Ce que j’observe au fil des commandes, les analystes doivent le décortiquer pour améliorer les suggestions qui peuvent pousser à consommer plus que les ressources le permettent. Le client pré-enregistre sa prochaine commande en conservant un noyau stable de produits habituels, c’est l’occasion de faire le point entre les besoins et les désirs pour mieux faire partager des promotions qui raviront le plus grand nombre sans écorner le bénéfice global, surtout en l’augmentant d’ailleurs. Et qui de plus influençable qu’une personne qui souffre, en particulier de solitude, ce que la fiche client confirme à un moment ou à un autre.
Un jour, j’irai là-bas. Là-bas, personne n’est jamais seul, sauf quelques jeunes fonctionnaires métropolitains. Personne n’est vraiment riche, en dehors des touristes de passage et de quelques grosses familles de colons. Hormis ceux-là, les autres mangent les produits de leur jardin, les bananes et les cocos qui abondent. Ils achètent le poisson au port quand ils n’ont pas leur propre barque, ils boivent du rhum stocké dans des bidons. Ils n’achètent que l’essentiel, des congelés, des sacs de vingt-cinq kilos de riz, des lots de paquets de pâtes, de la viande en caissettes de plusieurs kilos… et ils ne passent pas par internet pour leurs courses.

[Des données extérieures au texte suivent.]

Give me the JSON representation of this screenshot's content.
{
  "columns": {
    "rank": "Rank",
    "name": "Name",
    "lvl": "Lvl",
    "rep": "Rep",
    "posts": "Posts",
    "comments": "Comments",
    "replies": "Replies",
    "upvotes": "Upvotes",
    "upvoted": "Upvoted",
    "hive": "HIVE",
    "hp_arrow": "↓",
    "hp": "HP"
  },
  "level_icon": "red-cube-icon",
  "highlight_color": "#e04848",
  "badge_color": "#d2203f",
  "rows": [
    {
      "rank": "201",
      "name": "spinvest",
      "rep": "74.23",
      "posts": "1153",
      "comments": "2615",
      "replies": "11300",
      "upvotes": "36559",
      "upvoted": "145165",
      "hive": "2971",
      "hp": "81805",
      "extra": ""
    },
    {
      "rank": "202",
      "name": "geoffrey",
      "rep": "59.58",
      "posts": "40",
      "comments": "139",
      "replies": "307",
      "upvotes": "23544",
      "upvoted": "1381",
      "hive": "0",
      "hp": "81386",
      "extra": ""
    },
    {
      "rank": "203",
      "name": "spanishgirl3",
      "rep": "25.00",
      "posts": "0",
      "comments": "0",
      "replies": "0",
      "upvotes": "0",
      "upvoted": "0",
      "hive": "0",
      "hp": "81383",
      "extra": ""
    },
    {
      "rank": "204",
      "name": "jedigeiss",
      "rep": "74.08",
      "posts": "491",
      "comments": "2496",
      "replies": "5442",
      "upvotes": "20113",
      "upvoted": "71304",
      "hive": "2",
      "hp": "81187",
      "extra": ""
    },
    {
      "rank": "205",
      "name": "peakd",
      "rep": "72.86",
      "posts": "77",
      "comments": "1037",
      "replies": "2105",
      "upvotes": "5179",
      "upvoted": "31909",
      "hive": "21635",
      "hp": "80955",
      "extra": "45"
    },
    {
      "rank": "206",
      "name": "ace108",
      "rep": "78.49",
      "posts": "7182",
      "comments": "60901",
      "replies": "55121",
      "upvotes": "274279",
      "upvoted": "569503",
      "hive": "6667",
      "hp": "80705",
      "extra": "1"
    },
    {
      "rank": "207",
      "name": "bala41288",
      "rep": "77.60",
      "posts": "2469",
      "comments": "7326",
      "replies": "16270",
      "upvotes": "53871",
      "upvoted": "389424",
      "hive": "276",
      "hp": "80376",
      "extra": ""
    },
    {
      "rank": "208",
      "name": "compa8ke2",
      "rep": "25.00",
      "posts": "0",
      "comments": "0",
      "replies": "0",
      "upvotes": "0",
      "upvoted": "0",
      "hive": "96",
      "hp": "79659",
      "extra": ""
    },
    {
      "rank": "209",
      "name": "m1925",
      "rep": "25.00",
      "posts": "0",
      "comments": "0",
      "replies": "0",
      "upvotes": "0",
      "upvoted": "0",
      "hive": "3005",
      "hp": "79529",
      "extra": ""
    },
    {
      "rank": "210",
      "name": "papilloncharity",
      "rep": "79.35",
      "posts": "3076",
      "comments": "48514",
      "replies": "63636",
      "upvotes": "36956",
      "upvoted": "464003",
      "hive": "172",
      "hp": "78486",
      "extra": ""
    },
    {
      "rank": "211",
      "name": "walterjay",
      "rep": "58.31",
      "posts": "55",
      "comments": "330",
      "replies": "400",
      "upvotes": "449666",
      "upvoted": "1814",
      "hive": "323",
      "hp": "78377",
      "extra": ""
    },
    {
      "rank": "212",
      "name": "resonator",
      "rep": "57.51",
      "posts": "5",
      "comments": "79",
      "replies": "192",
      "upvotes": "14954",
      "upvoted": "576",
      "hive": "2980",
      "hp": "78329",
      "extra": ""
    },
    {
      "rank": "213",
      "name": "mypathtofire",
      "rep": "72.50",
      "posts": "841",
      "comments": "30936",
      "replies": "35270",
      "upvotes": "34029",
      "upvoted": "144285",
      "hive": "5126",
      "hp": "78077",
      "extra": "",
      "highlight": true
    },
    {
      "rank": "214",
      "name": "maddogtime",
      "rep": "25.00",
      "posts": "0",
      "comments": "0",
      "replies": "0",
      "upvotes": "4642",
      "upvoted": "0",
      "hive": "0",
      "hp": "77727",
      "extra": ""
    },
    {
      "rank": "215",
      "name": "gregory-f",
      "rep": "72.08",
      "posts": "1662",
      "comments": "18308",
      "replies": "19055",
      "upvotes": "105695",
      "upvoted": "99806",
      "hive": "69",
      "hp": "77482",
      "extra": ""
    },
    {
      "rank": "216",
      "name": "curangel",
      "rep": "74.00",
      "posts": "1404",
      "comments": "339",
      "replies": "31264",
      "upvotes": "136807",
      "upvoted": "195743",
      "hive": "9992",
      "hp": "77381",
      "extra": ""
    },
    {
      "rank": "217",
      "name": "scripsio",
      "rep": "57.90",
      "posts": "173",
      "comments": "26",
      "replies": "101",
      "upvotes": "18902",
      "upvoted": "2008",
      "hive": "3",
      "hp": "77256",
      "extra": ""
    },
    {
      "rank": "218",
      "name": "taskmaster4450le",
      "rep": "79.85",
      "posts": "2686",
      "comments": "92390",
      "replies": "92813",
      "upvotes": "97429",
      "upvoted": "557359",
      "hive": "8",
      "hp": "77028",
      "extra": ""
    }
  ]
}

La crise ! Elle n’est pas bancaire, elle n’est pas immobilière, elle n’est pas industrielle. Elle est dans quatre-vingt-dix pour cent des porte-feuilles, dans les nouvelles taxes indirectes qui tondent tout à chacun, dans les prix qui montent pour les produits de pauvres, dans les prix qui baissent pour les produits trouvant de moins en moins preneurs. Elle est dans les vacances qui raccourcissent, durant lesquelles on ne fait que se promener dans les lieux publics et gratuits. Elle est dans les pas des chalands qui n’achètent rien. Elle est dans l’assiette, à la pompe, dans tous les esprits.
Il y a deux siècles, on avait peur de la guerre, des flammes, du gel, de la grêle, de la maladie, des catastrophes. Aujourd’hui, on a peur du chômage, des PV automatiques, de la panne de voiture, de la facture de chauffage et de la fin du m… ois.
Et on ne fait que constater l’eau qui monte, là où de mémoire d’ancien on ne l’avait jamais vue, ainsi que là où jamais eux n’auraient construit ne serait-ce qu’un simple cabanon.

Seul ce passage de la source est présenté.